Linguistic fingerprints: the “Russian” syntax
While they present themselves as Armenian and Turkish patriots, linguistic analysis by multiple language models (Gemini, ChatGPT, Grok) has revealed significant markers of Russian-language thought patterns in their English content.
- Translation Artifacts: The groups use specific calques (word-for-word translations) common in Russian political discourse but rare in native Armenian or Turkish digital culture.
- Calques from Russian: Literal, slightly awkward English idioms that strongly suggest translation from Russian: “sit idly by with folded arms”, “absorbed it with our mothers’ milk”, “piece by piece”, “we will not miss a single attack, and we will take revenge!”, “The call of blood”.
- Cyrillic Artifacts: In the AC post, it mentions the opposition party “Hayk” (Аякве).

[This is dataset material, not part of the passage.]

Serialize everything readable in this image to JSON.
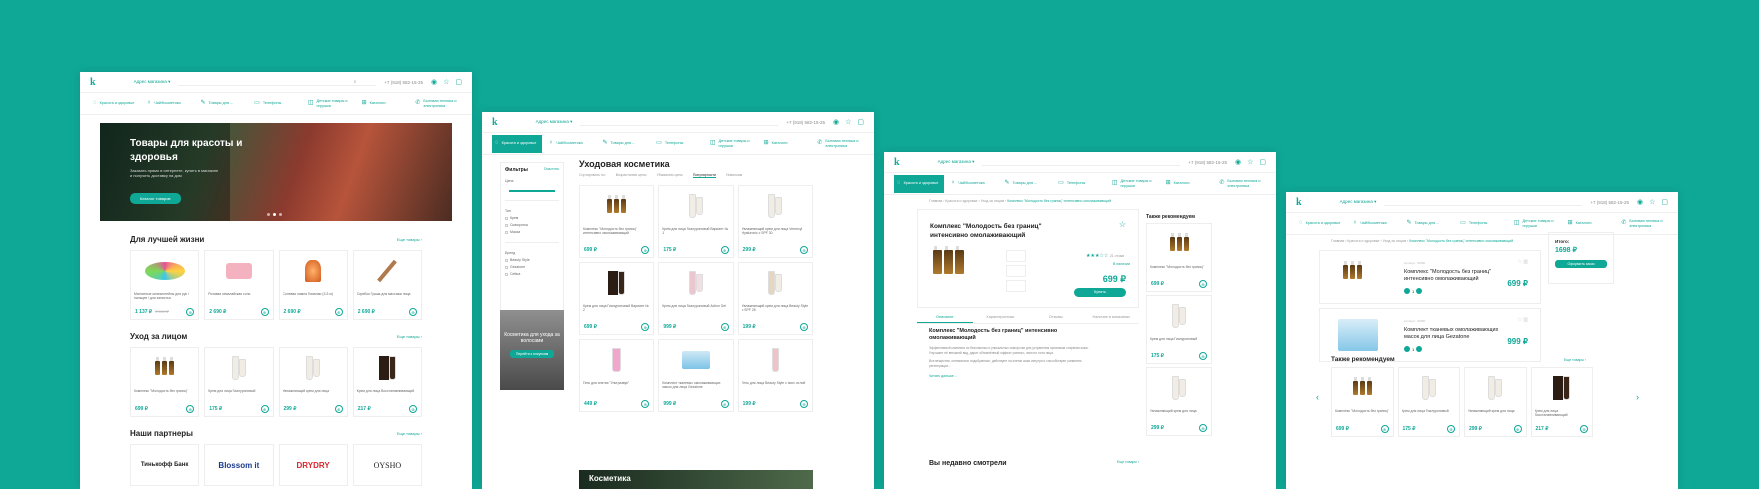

The presence of the Cyrillic spelling Аякве alongside the name strongly suggests that the original draft was written in a Cyrillic-based script, likely Russian. This is particularly notable because “Hayk” is an Armenian name, yet the transliteration provided follows Russian phonetics. Additionally, the correct name of the political party is Hayaqve, not Hayk. This discrepancy indicates that the translation may have been generated automatically, with the operator not delving into the details.
Target: sabotaging Armenia
The primary objective of this operation appears to be establishing a basis for cyber-interrogations targeting Armenian infrastructure under a foreign flag.
In April 2026, the operation evolved from an information war between two hacking teams into high-impact DDoS and SCADA cyber-attacks.
According to their statement, the Wolves of Turan initiated significant attacks against Armenia’s financial, governmental, and other critical infrastructure in retaliation for the Armenia Code team’s attacks on Turkish and Azerbaijani targets. It is likely that more large-scale attacks will occur in the coming weeks.
Conclusion: a manufactured crisis
The “Armenian Code” and the “Wolves of Turan” are not adversaries; they are the two hands of one body. By orchestrating a “cyberwar,” the threat actor achieves several geopolitical objectives through a false-flag operation:
- Economic Disruption: Undermining trust in the stability of Armenian banking, fintech, state institutions, and security organizations.
- Political Polarization: The operation aims to escalate the Armenia–Turkey/Azerbaijan conflict, whether through cyber warfare or more broadly, just before the June elections.